Characteristics of good
We have developed the content below using national guidance and evidence from our recent inspection programme. This resource aims to set out the general characteristics of good maternity practice.
The characteristics of good triage processes
Women and their babies are protected from avoidable harm.
There are clearly defined in-person and telephone triage processes. Midwives are trained in telephone triage. Women are assessed by a trained midwife in line with the trusts own policy. They are prioritised based on risk, not in the order in which they came in.
Telephone triage
- There is standardised documentation to minimise the risk of potential error.
- There is a dedicated telephone triage line, which is in a protected place and as an emergency line 24 hours a day. There are continuity plans in place in the event of staff absence.
- Telephone triage call answering and abandonment rates are monitored.
- Documentation on the call and advice given is recorded, with the ability to monitor repeat callers to identify deteriorations in condition.
- Telephone triage calls are audited cyclically to ensure compliance with the trust policy, and improvements implemented when needed.
In-person triage
- A prompt and brief assessment within 15 minutes, including a physiological assessment using a standardised obstetric early warning score.
- Triage assessment and prioritisation is carried out by clinical staff who are trained in triage.
- The seated waiting area is in the direct line of sight of clinical staff.
- There should be standardised assessment, investigations and ongoing management processes.
- Contemporaneous documentation using standard templates.
- Centralised monitoring of activity within triage to monitor the flow through the department.
- The activity within maternity triage is included with the maternity safety huddle, and triage activity is included in the consultant led ward rounds twice a day.

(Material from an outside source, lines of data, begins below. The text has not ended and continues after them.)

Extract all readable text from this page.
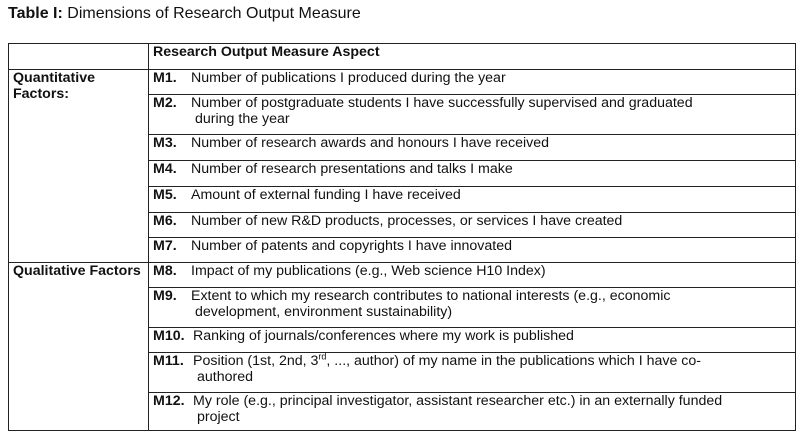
Table I: Dimensions of Research Output Measure
	Research Output Measure Aspect
Quantitative Factors:	M1. Number of publications I produced during the year

	M2. Number of postgraduate students I have successfully supervised and graduated
during the year

	M3. Number of research awards and honours I have received

	M4. Number of research presentations and talks I make

	M5. Amount of external funding I have received

	M6. Number of new R&D products, processes, or services I have created

	M7. Number of patents and copyrights I have innovated

Qualitative Factors	M8. Impact of my publications (e.g., Web science H10 Index)

	M9. Extent to which my research contributes to national interests (e.g., economic
development, environment sustainability)

	M10. Ranking of journals/conferences where my work is published

	M11. Position (1st, 2nd, 3rd, ..., author) of my name in the publications which I have co-
authored

	M12. My role (e.g., principal investigator, assistant researcher etc.) in an externally funded
project
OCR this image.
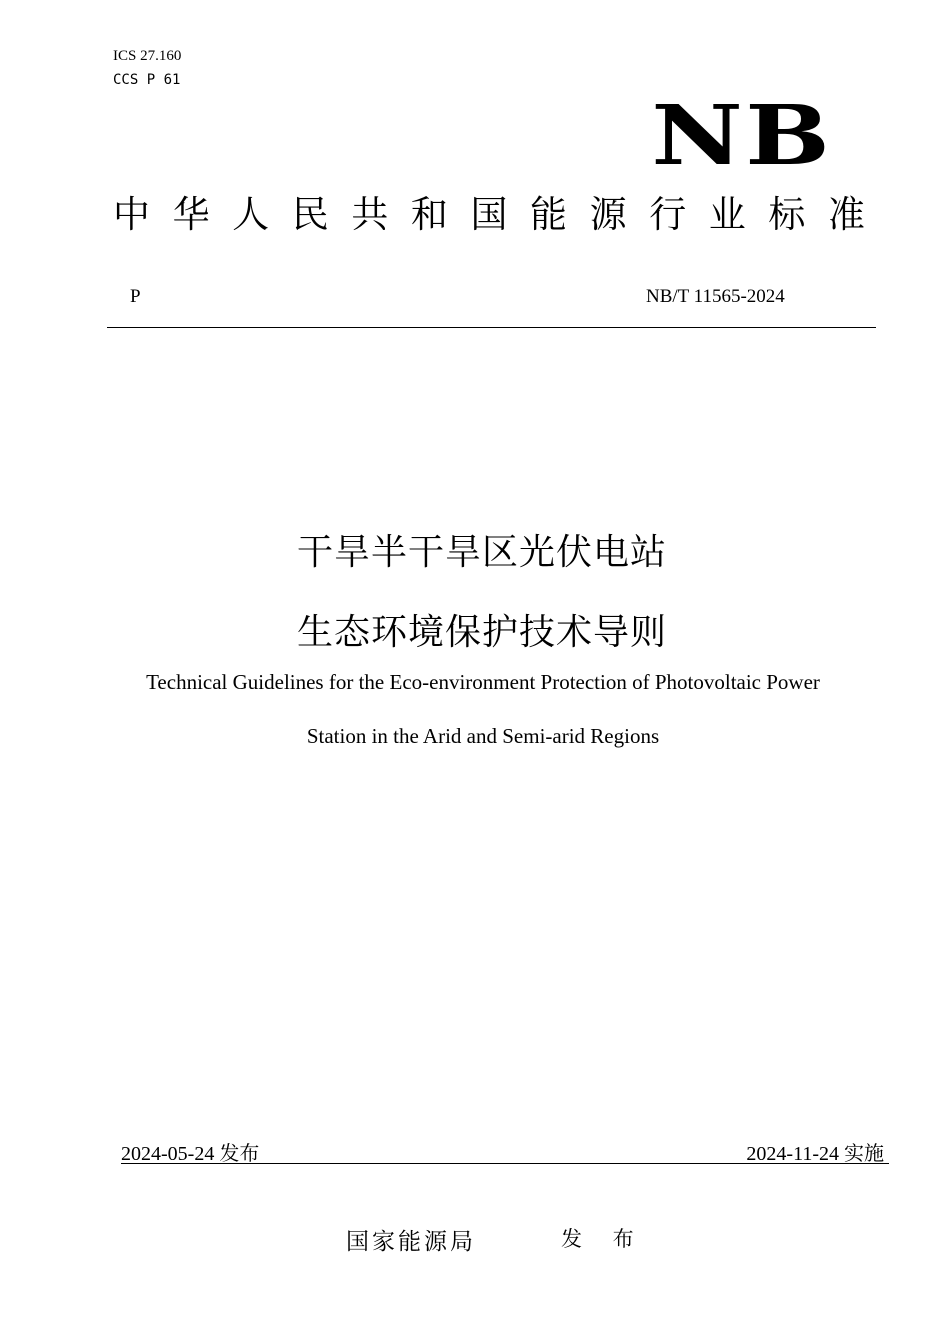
ICS 27.160
CCS P 61
NB
中 华 人 民 共 和 国 能 源 行 业 标 准
P	NB/T 11565-2024
干旱半干旱区光伏电站
生态环境保护技术导则
Technical Guidelines for the Eco-environment Protection of Photovoltaic Power
Station in the Arid and Semi-arid Regions
2024-05-24 发布	2024-11-24 实施
国家能源局	发 布
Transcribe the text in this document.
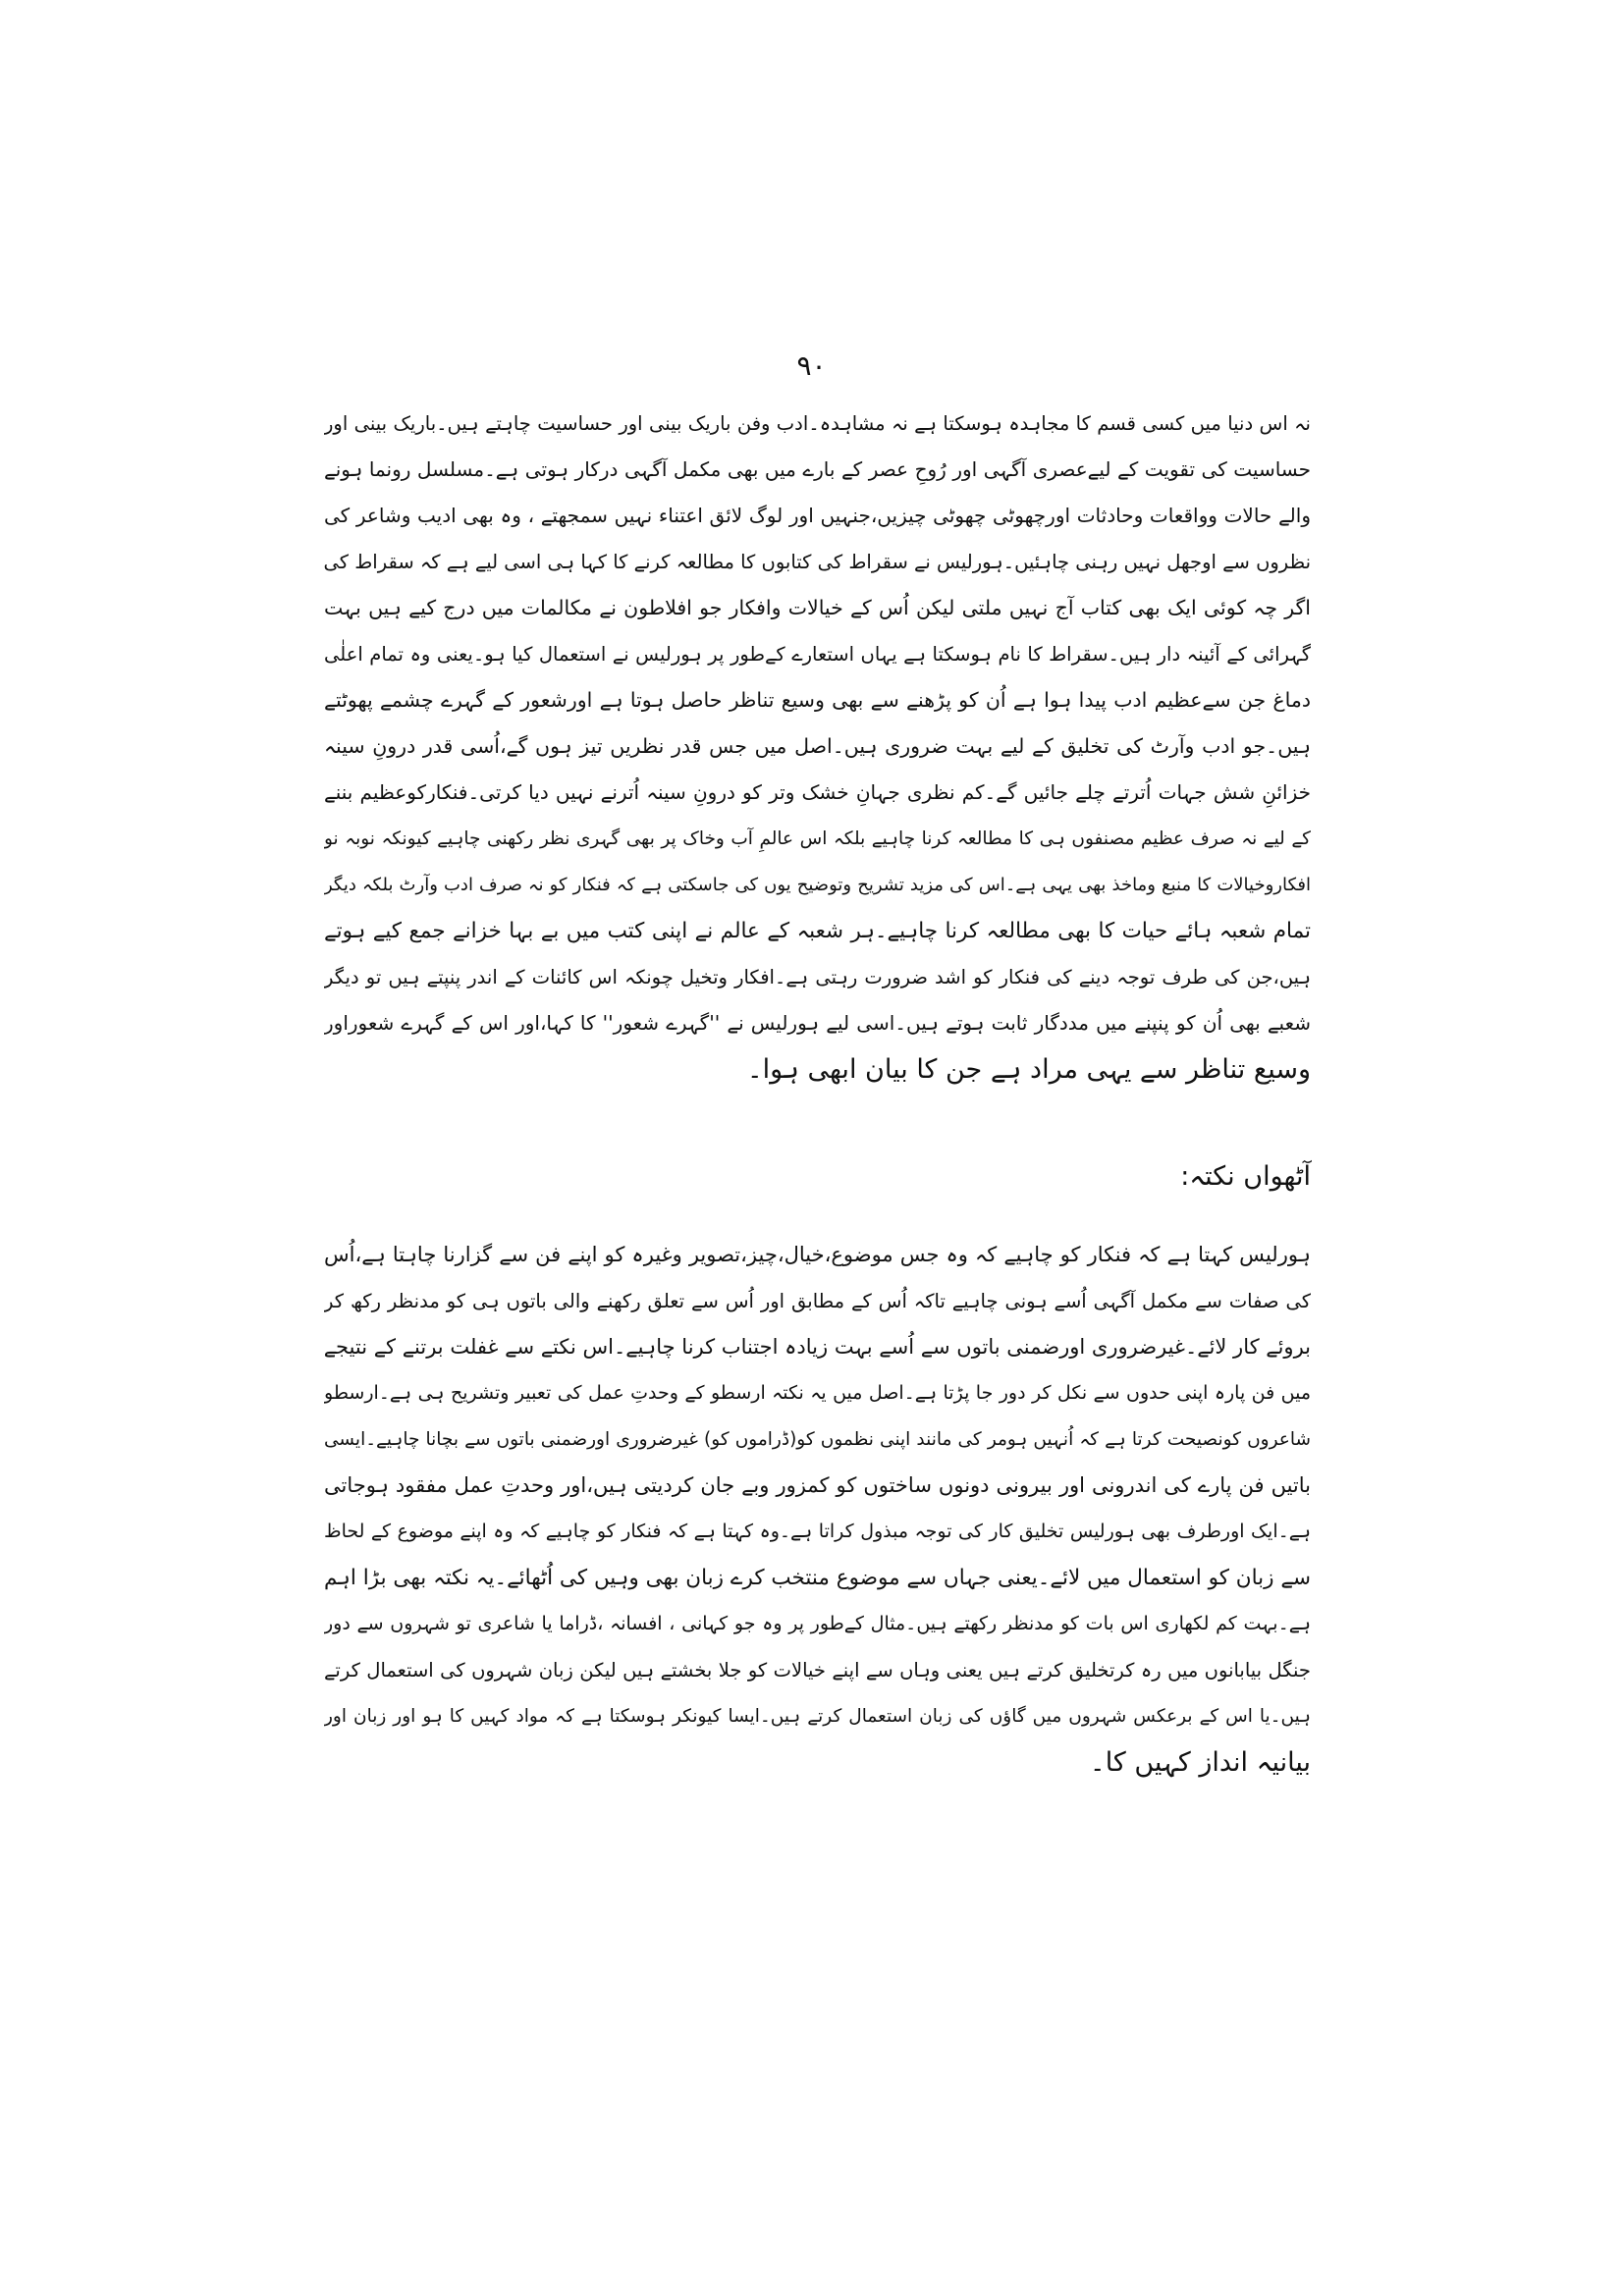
۹۰
نہ اس دنیا میں کسی قسم کا مجاہدہ ہوسکتا ہے نہ مشاہدہ۔ادب وفن باریک بینی اور حساسیت چاہتے ہیں۔باریک بینی اور
حساسیت کی تقویت کے لیےعصری آگہی اور رُوحِ عصر کے بارے میں بھی مکمل آگہی درکار ہوتی ہے۔مسلسل رونما ہونے
والے حالات وواقعات وحادثات اورچھوٹی چھوٹی چیزیں،جنہیں اور لوگ لائق اعتناء نہیں سمجھتے ، وہ بھی ادیب وشاعر کی
نظروں سے اوجھل نہیں رہنی چاہئیں۔ہورلیس نے سقراط کی کتابوں کا مطالعہ کرنے کا کہا ہی اسی لیے ہے کہ سقراط کی
اگر چہ کوئی ایک بھی کتاب آج نہیں ملتی لیکن اُس کے خیالات وافکار جو افلاطون نے مکالمات میں درج کیے ہیں بہت
گہرائی کے آئینہ دار ہیں۔سقراط کا نام ہوسکتا ہے یہاں استعارے کےطور پر ہورلیس نے استعمال کیا ہو۔یعنی وہ تمام اعلٰی
دماغ جن سےعظیم ادب پیدا ہوا ہے اُن کو پڑھنے سے بھی وسیع تناظر حاصل ہوتا ہے اورشعور کے گہرے چشمے پھوٹتے
ہیں۔جو ادب وآرٹ کی تخلیق کے لیے بہت ضروری ہیں۔اصل میں جس قدر نظریں تیز ہوں گے،اُسی قدر درونِ سینہ
خزائنِ شش جہات اُترتے چلے جائیں گے۔کم نظری جہانِ خشک وتر کو درونِ سینہ اُترنے نہیں دیا کرتی۔فنکارکوعظیم بننے
کے لیے نہ صرف عظیم مصنفوں ہی کا مطالعہ کرنا چاہیے بلکہ اس عالمِ آب وخاک پر بھی گہری نظر رکھنی چاہیے کیونکہ نوبہ نو
افکاروخیالات کا منبع وماخذ بھی یہی ہے۔اس کی مزید تشریح وتوضیح یوں کی جاسکتی ہے کہ فنکار کو نہ صرف ادب وآرٹ بلکہ دیگر
تمام شعبہ ہائے حیات کا بھی مطالعہ کرنا چاہیے۔ہر شعبہ کے عالم نے اپنی کتب میں بے بہا خزانے جمع کیے ہوتے
ہیں،جن کی طرف توجہ دینے کی فنکار کو اشد ضرورت رہتی ہے۔افکار وتخیل چونکہ اس کائنات کے اندر پنپتے ہیں تو دیگر
شعبے بھی اُن کو پنپنے میں مددگار ثابت ہوتے ہیں۔اسی لیے ہورلیس نے ''گہرے شعور'' کا کہا،اور اس کے گہرے شعوراور
وسیع تناظر سے یہی مراد ہے جن کا بیان ابھی ہوا۔
آٹھواں نکتہ:
ہورلیس کہتا ہے کہ فنکار کو چاہیے کہ وہ جس موضوع،خیال،چیز،تصویر وغیرہ کو اپنے فن سے گزارنا چاہتا ہے،اُس
کی صفات سے مکمل آگہی اُسے ہونی چاہیے تاکہ اُس کے مطابق اور اُس سے تعلق رکھنے والی باتوں ہی کو مدنظر رکھ کر
بروئے کار لائے۔غیرضروری اورضمنی باتوں سے اُسے بہت زیادہ اجتناب کرنا چاہیے۔اس نکتے سے غفلت برتنے کے نتیجے
میں فن پارہ اپنی حدوں سے نکل کر دور جا پڑتا ہے۔اصل میں یہ نکتہ ارسطو کے وحدتِ عمل کی تعبیر وتشریح ہی ہے۔ارسطو
شاعروں کونصیحت کرتا ہے کہ اُنہیں ہومر کی مانند اپنی نظموں کو(ڈراموں کو) غیرضروری اورضمنی باتوں سے بچانا چاہیے۔ایسی
باتیں فن پارے کی اندرونی اور بیرونی دونوں ساختوں کو کمزور وبے جان کردیتی ہیں،اور وحدتِ عمل مفقود ہوجاتی
ہے۔ایک اورطرف بھی ہورلیس تخلیق کار کی توجہ مبذول کراتا ہے۔وہ کہتا ہے کہ فنکار کو چاہیے کہ وہ اپنے موضوع کے لحاظ
سے زبان کو استعمال میں لائے۔یعنی جہاں سے موضوع منتخب کرے زبان بھی وہیں کی اُٹھائے۔یہ نکتہ بھی بڑا اہم
ہے۔بہت کم لکھاری اس بات کو مدنظر رکھتے ہیں۔مثال کےطور پر وہ جو کہانی ، افسانہ ،ڈراما یا شاعری تو شہروں سے دور
جنگل بیابانوں میں رہ کرتخلیق کرتے ہیں یعنی وہاں سے اپنے خیالات کو جلا بخشتے ہیں لیکن زبان شہروں کی استعمال کرتے
ہیں۔یا اس کے برعکس شہروں میں گاؤں کی زبان استعمال کرتے ہیں۔ایسا کیونکر ہوسکتا ہے کہ مواد کہیں کا ہو اور زبان اور
بیانیہ انداز کہیں کا۔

Information about women’s triage care and treatment, and their outcomes, is routinely collected and monitored. This information is used to improve care. Outcomes for women who use services are positive, consistent and meet expectations. Feedback is actively sought from women and staff to improve the service.
Accurate and up-to-date information about triage services is audited and escalated so that there is board oversight of activity and the effectiveness of maternity triage. Audit data is used to improve care and treatment within the triage service, including call answering and abandonment rates in telephone triage.